Itu dalam urusan fiqih. Apalagi dalam
urusan ushul fiqih. Masya Allah. Para ulama itu sangat berhati-hati. Karena
ushul fiqih kan kaidah dalam menentukan hukum dalam islam. Pasti perbedaan
pendapat para ulama lebih tajam lagi. Tetapi mereka sangat menghormati ulama
lain.
Saya belajar betul bagaimana
perbedaan dalam ushul fiqih ini bisa kita bikin naik darah karena perbedaan
pendapat. Dalam kuliah Ushul Fiqih di kelas pasca sarjana saja saya berusaha
betul untuk tidak ‘ misuh-misuh’ dalam hati karena sering berbeda pendapat
dengan profesor. Khawatirnya sekali saya misuh dan meremehkan profesor saya
lalu ilmu saya jadi ga berkah. Naudzubillah. Dan masya Allah dosen saya
orangnya sangat legawa dan tahu betul bahwa murid boleh mengeluarkan pendapat
mereka di ruang akademik dengan bebas. Tetapi alhamdulillah guru dan murid
saling menghargai perbedaan pendapat.
Itulah pentingnya menuntut ilmu
dengan guru dan sampai tuntas. Dalam islam sebelum belajar maka yang
didahulukan adalah belajar adab. Kitab Ta’limul Muta’alim itu jadi buku rujukan
adab para murid kepada guru yang menjadi kitab yang harus dipelajari sebelum
seseorang mempelajari ilmu yang lebih lanjut.

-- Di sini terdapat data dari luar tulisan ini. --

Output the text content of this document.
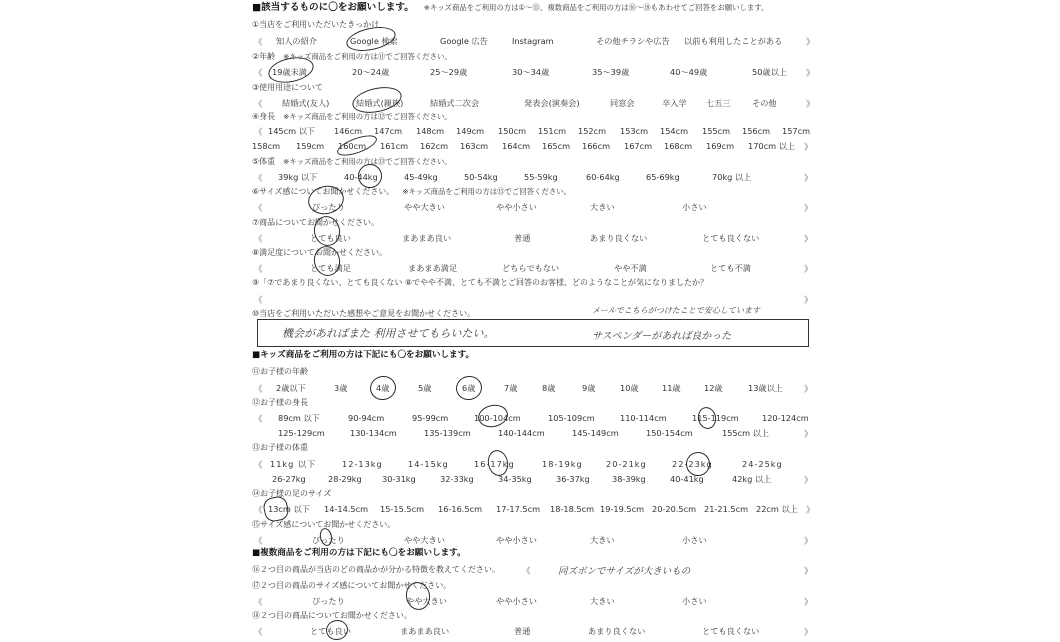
■該当するものに〇をお願いします。 ※キッズ商品をご利用の方は①～⑮、複数商品をご利用の方は⑯～⑱もあわせてご回答をお願いします。
①当店をご利用いただいたきっかけ
《 知人の紹介	Google 検索	Google 広告	Instagram	その他チラシや広告 以前も利用したことがある	》
②年齢 ※キッズ商品をご利用の方は⑪でご回答ください。
《 19歳未満	20～24歳	25～29歳	30～34歳	35～39歳	40～49歳	50歳以上 》
③使用用途について
《 結婚式(友人)	結婚式(親族)	結婚式二次会	発表会(演奏会)	同窓会	卒入学 七五三	その他	》
④身長 ※キッズ商品をご利用の方は⑫でご回答ください。
《 145cm 以下 146cm 147cm 148cm 149cm 150cm 151cm 152cm 153cm 154cm 155cm 156cm 157cm
158cm 159cm 160cm 161cm 162cm 163cm 164cm 165cm 166cm 167cm 168cm 169cm 170cm 以上 》
⑤体重 ※キッズ商品をご利用の方は⑬でご回答ください。
《 39kg 以下	40-44kg	45-49kg	50-54kg	55-59kg	60-64kg	65-69kg	70kg 以上	》
⑥サイズ感についてお聞かせください。 ※キッズ商品をご利用の方は⑮でご回答ください。
《	ぴったり	やや大きい	やや小さい	大きい	小さい	》
⑦商品についてお聞かせください。
《	とても良い	まあまあ良い	普通	あまり良くない	とても良くない	》
⑧満足度についてお聞かせください。
《	とても満足	まあまあ満足	どちらでもない	やや不満	とても不満	》
⑨「⑦であまり良くない、とても良くない ⑧でやや不満、とても不満とご回答のお客様、どのようなことが気になりましたか？
《	》
⑩当店をご利用いただいた感想やご意見をお聞かせください。	メールでこちらがつけたことで安心しています
機会があればまた 利用させてもらいたい。	サスペンダーがあれば良かった
■キッズ商品をご利用の方は下記にも〇をお願いします。
⑪お子様の年齢
《 2歳以下	3歳	4歳	5歳	6歳	7歳	8歳	9歳	10歳	11歳	12歳	13歳以上 》
⑫お子様の身長
《 89cm 以下	90-94cm	95-99cm	100-104cm	105-109cm	110-114cm	115-119cm	120-124cm
125-129cm	130-134cm	135-139cm	140-144cm	145-149cm	150-154cm	155cm 以上	》
⑬お子様の体重
《 11kg 以下	12-13kg	14-15kg	16-17kg	18-19kg	20-21kg	22-23kg	24-25kg
26-27kg	28-29kg 30-31kg	32-33kg	34-35kg	36-37kg	38-39kg	40-41kg	42kg 以上	》
⑭お子様の足のサイズ
《 13cm 以下 14-14.5cm 15-15.5cm 16-16.5cm 17-17.5cm 18-18.5cm 19-19.5cm 20-20.5cm 21-21.5cm 22cm 以上 》
⑮サイズ感についてお聞かせください。
《	ぴったり	やや大きい	やや小さい	大きい	小さい	》
■複数商品をご利用の方は下記にも〇をお願いします。
⑯２つ目の商品が当店のどの商品かが分かる特徴を教えてください。	《	同ズボンでサイズが大きいもの	》
⑰２つ目の商品のサイズ感についてお聞かせください。
《	ぴったり	やや大きい	やや小さい	大きい	小さい	》
⑱２つ目の商品についてお聞かせください。
《	とても良い	まあまあ良い	普通	あまり良くない	とても良くない	》
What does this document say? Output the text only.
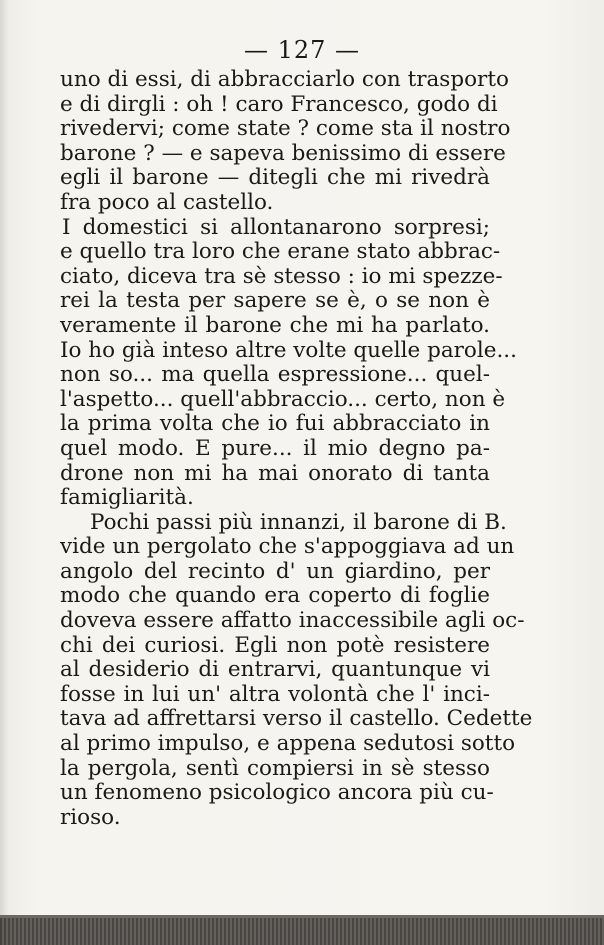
— 127 —
uno di essi, di abbracciarlo con trasporto
e di dirgli : oh ! caro Francesco, godo di
rivedervi; come state ? come sta il nostro
barone ? — e sapeva benissimo di essere
egli il barone — ditegli che mi rivedrà
fra poco al castello.
I domestici si allontanarono sorpresi;
e quello tra loro che erane stato abbrac-
ciato, diceva tra sè stesso : io mi spezze-
rei la testa per sapere se è, o se non è
veramente il barone che mi ha parlato.
Io ho già inteso altre volte quelle parole...
non so... ma quella espressione... quel-
l'aspetto... quell'abbraccio... certo, non è
la prima volta che io fui abbracciato in
quel modo. E pure... il mio degno pa-
drone non mi ha mai onorato di tanta
famigliarità.
Pochi passi più innanzi, il barone di B.
vide un pergolato che s'appoggiava ad un
angolo del recinto d' un giardino, per
modo che quando era coperto di foglie
doveva essere affatto inaccessibile agli oc-
chi dei curiosi. Egli non potè resistere
al desiderio di entrarvi, quantunque vi
fosse in lui un' altra volontà che l' inci-
tava ad affrettarsi verso il castello. Cedette
al primo impulso, e appena sedutosi sotto
la pergola, sentì compiersi in sè stesso
un fenomeno psicologico ancora più cu-
rioso.
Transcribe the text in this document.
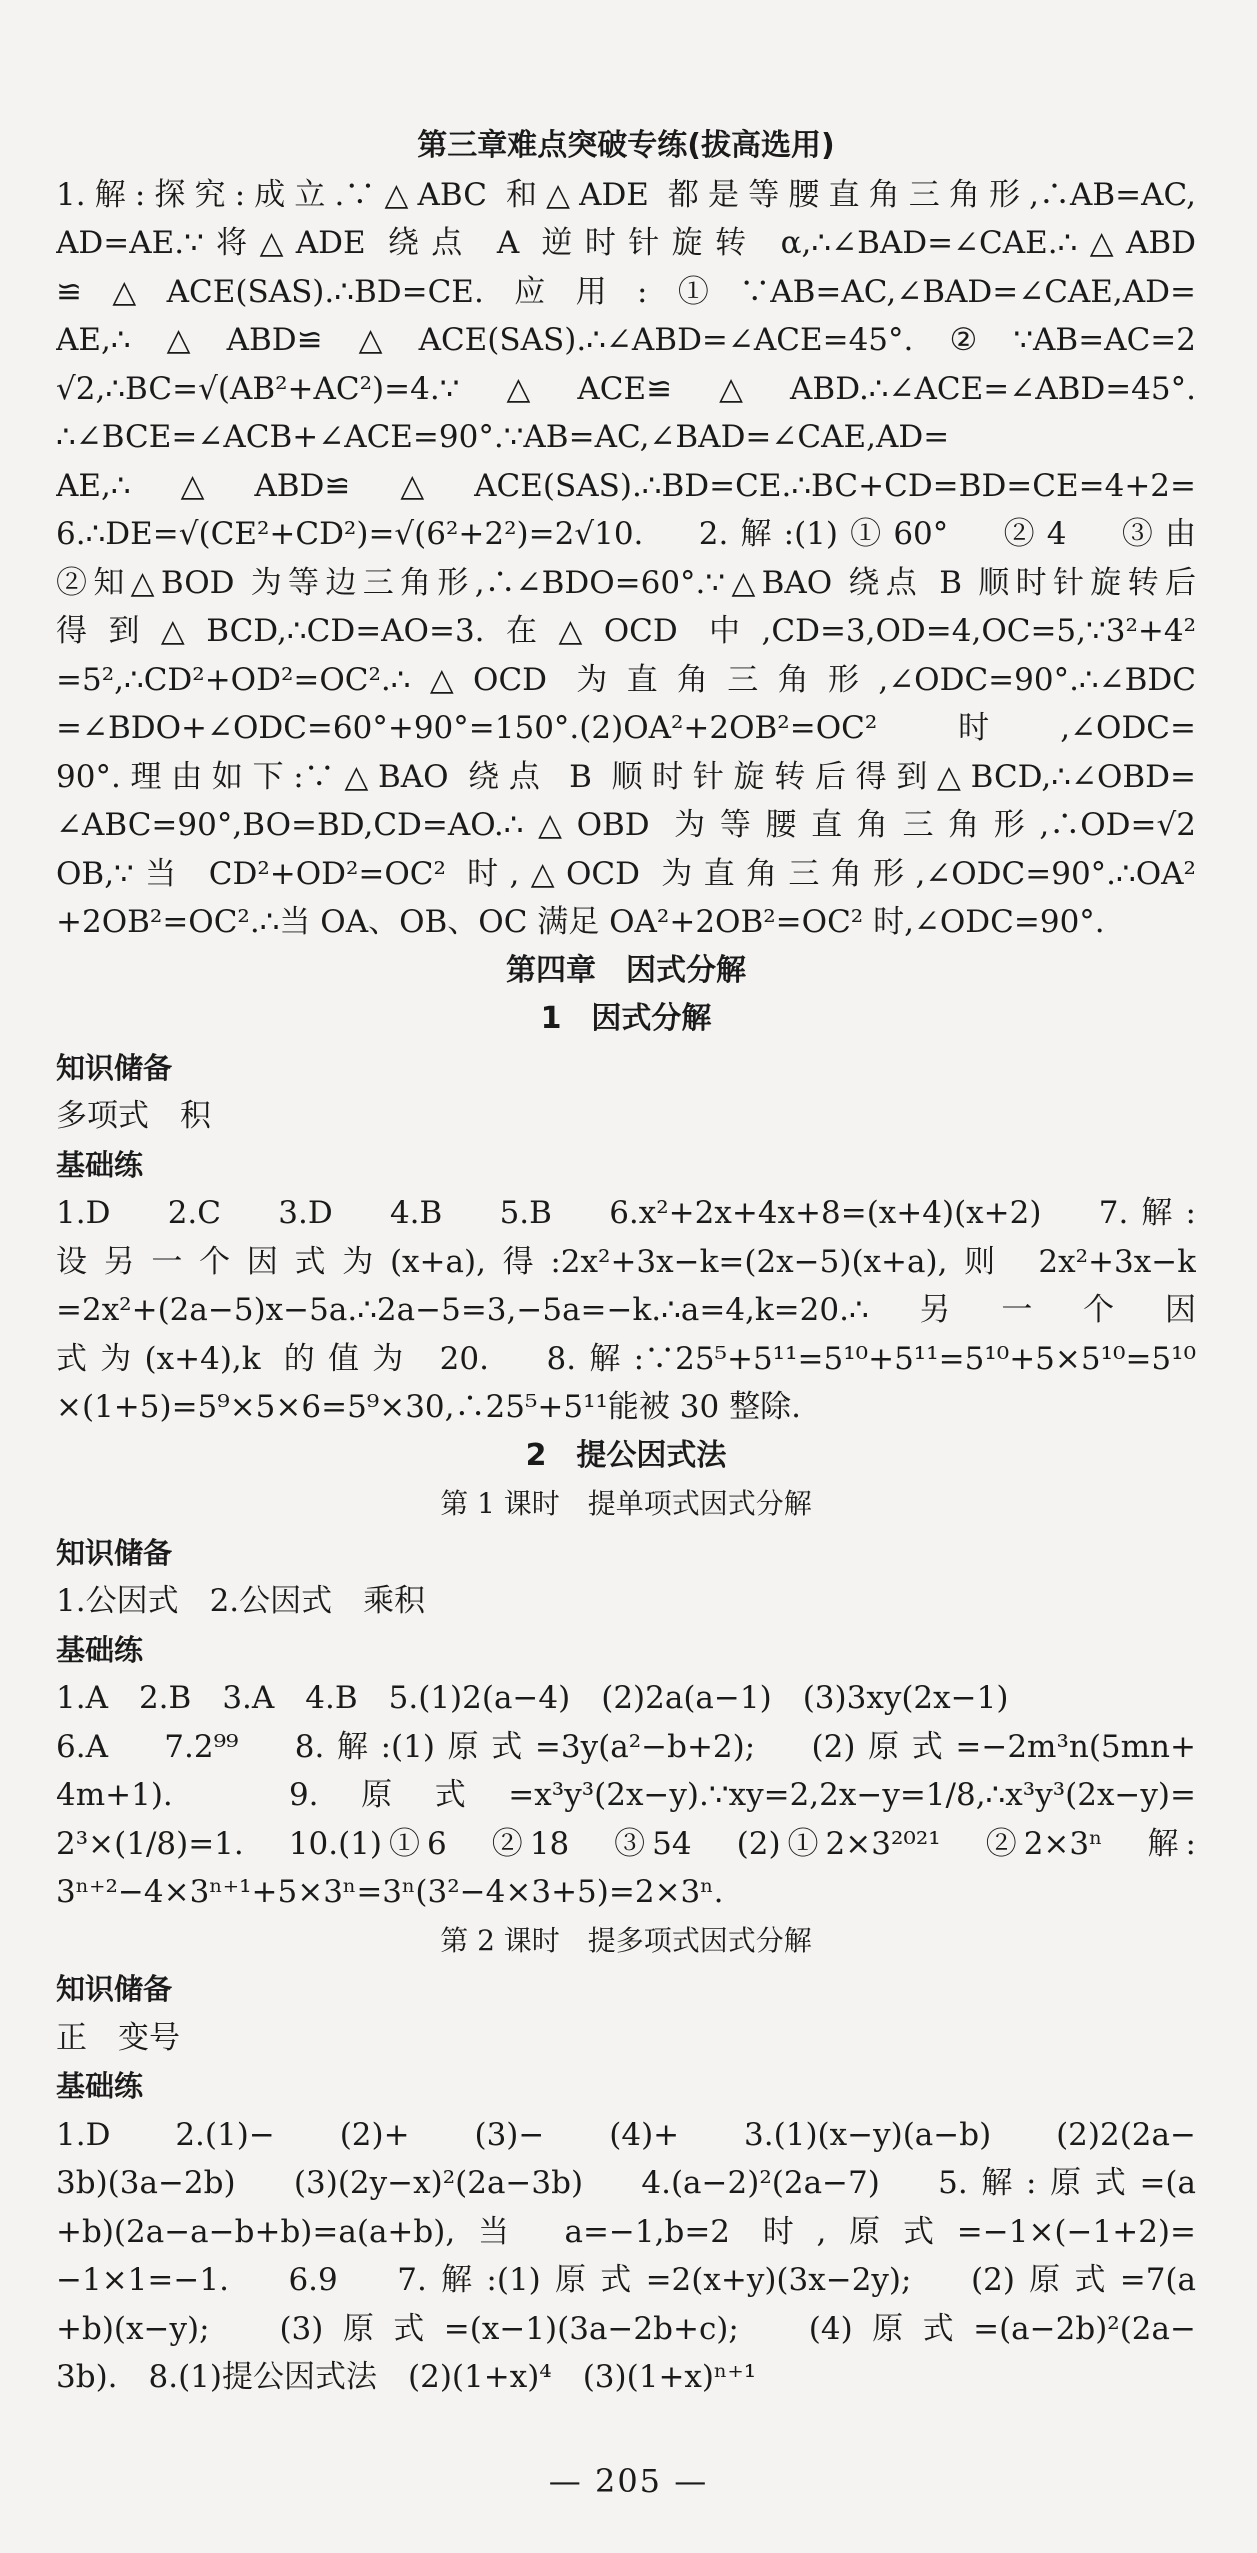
第三章难点突破专练(拔高选用)
1.解:探究:成立.∵△ABC 和△ADE 都是等腰直角三角形,∴AB=AC,
AD=AE.∵将△ADE 绕点 A 逆时针旋转 α,∴∠BAD=∠CAE.∴△ABD
≌△ACE(SAS).∴BD=CE.应用:①∵AB=AC,∠BAD=∠CAE,AD=
AE,∴△ABD≌△ACE(SAS).∴∠ABD=∠ACE=45°.②∵AB=AC=2
√2,∴BC=√(AB²+AC²)=4.∵△ACE≌△ABD.∴∠ACE=∠ABD=45°.
∴∠BCE=∠ACB+∠ACE=90°.∵AB=AC,∠BAD=∠CAE,AD=
AE,∴△ABD≌△ACE(SAS).∴BD=CE.∴BC+CD=BD=CE=4+2=
6.∴DE=√(CE²+CD²)=√(6²+2²)=2√10.　2.解:(1)①60°　②4　③由
②知△BOD 为等边三角形,∴∠BDO=60°.∵△BAO 绕点 B 顺时针旋转后
得到△BCD,∴CD=AO=3.在△OCD 中,CD=3,OD=4,OC=5,∵3²+4²
=5²,∴CD²+OD²=OC².∴△OCD 为直角三角形,∠ODC=90°.∴∠BDC
=∠BDO+∠ODC=60°+90°=150°.(2)OA²+2OB²=OC² 时,∠ODC=
90°.理由如下:∵△BAO 绕点 B 顺时针旋转后得到△BCD,∴∠OBD=
∠ABC=90°,BO=BD,CD=AO.∴△OBD 为等腰直角三角形,∴OD=√2
OB,∵当 CD²+OD²=OC² 时,△OCD 为直角三角形,∠ODC=90°.∴OA²
+2OB²=OC².∴当 OA、OB、OC 满足 OA²+2OB²=OC² 时,∠ODC=90°.
第四章　因式分解
1　因式分解
知识储备
多项式　积
基础练
1.D　2.C　3.D　4.B　5.B　6.x²+2x+4x+8=(x+4)(x+2)　7.解:
设另一个因式为(x+a),得:2x²+3x−k=(2x−5)(x+a),则 2x²+3x−k
=2x²+(2a−5)x−5a.∴2a−5=3,−5a=−k.∴a=4,k=20.∴另一个因
式为(x+4),k 的值为 20.　8.解:∵25⁵+5¹¹=5¹⁰+5¹¹=5¹⁰+5×5¹⁰=5¹⁰
×(1+5)=5⁹×5×6=5⁹×30,∴25⁵+5¹¹能被 30 整除.
2　提公因式法
第 1 课时　提单项式因式分解
知识储备
1.公因式　2.公因式　乘积
基础练
1.A　2.B　3.A　4.B　5.(1)2(a−4)　(2)2a(a−1)　(3)3xy(2x−1)
6.A　7.2⁹⁹　8.解:(1)原式=3y(a²−b+2);　(2)原式=−2m³n(5mn+
4m+1).　9.原式=x³y³(2x−y).∵xy=2,2x−y=1/8,∴x³y³(2x−y)=
2³×(1/8)=1.　10.(1)①6　②18　③54　(2)①2×3²⁰²¹　②2×3ⁿ　解:
3ⁿ⁺²−4×3ⁿ⁺¹+5×3ⁿ=3ⁿ(3²−4×3+5)=2×3ⁿ.
第 2 课时　提多项式因式分解
知识储备
正　变号
基础练
1.D　2.(1)−　(2)+　(3)−　(4)+　3.(1)(x−y)(a−b)　(2)2(2a−
3b)(3a−2b)　(3)(2y−x)²(2a−3b)　4.(a−2)²(2a−7)　5.解:原式=(a
+b)(2a−a−b+b)=a(a+b),当 a=−1,b=2 时,原式=−1×(−1+2)=
−1×1=−1.　6.9　7.解:(1)原式=2(x+y)(3x−2y);　(2)原式=7(a
+b)(x−y);　(3)原式=(x−1)(3a−2b+c);　(4)原式=(a−2b)²(2a−
3b).　8.(1)提公因式法　(2)(1+x)⁴　(3)(1+x)ⁿ⁺¹
— 205 —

Anak-anak saya belajar kitab Ta’limul
Muta’alim ini kepada seorang ustad sebelum mereka masuk pondok dan
Boarding-school. Alhamdulillah ini bekal yang bagus banget untuk mempersiapkan
mereka takdzim pada guru.
Ada satu cerita menarik yang saya
dapat, setelah mengintip isi dm-an sosmed anak sulung. Saat itu ia sedang
liburan jadi boleh pegang handphone. Dan ia chat dengan beberapa kawannya. Salah
satunya seorang teman perempuan. Osama punya banyak teman sesama atlet pencak
silat. Hampir 5 tahun dia aktif di pembinaan atlet DIY. Dan saya takjub ketika
membaca obrolan virtual Osama dengan kawannya ini. Dimana anak gadis itu sedang
menyumpah-nyumpah gurunya, karena anak gadis ini ditegur oleh gurunya. Bahkan
si anak perempuan yang langsung saya lupakan namanya ini (saking kezelnya saya)
menyebut gurunya dengan “ Dasar babi” astaghfirullah. Dan Alhamdulillah tanggapan
Osama bikin hati dan ujung mata saya basah “ Ga boleh gitu, ntar ilmunya ga berkah
lo” padahal bisa dibilang obrolan Osama dengan teman-temannya itu bahasanya
kadang kasar. Kan saya udah bilang saya punya privilege melihat isi obrolan dia dan teman-temannya. Tetapi Osama tetap memilih tidak menggunakan kata-kata kasar
terhadap sosok guru. Takut juga dia kalau ilmunya ga berkah. Karena balasan
kalau tidak takdzim dengan guru itu ya paling ringan hilangnya keberkahan ilmu.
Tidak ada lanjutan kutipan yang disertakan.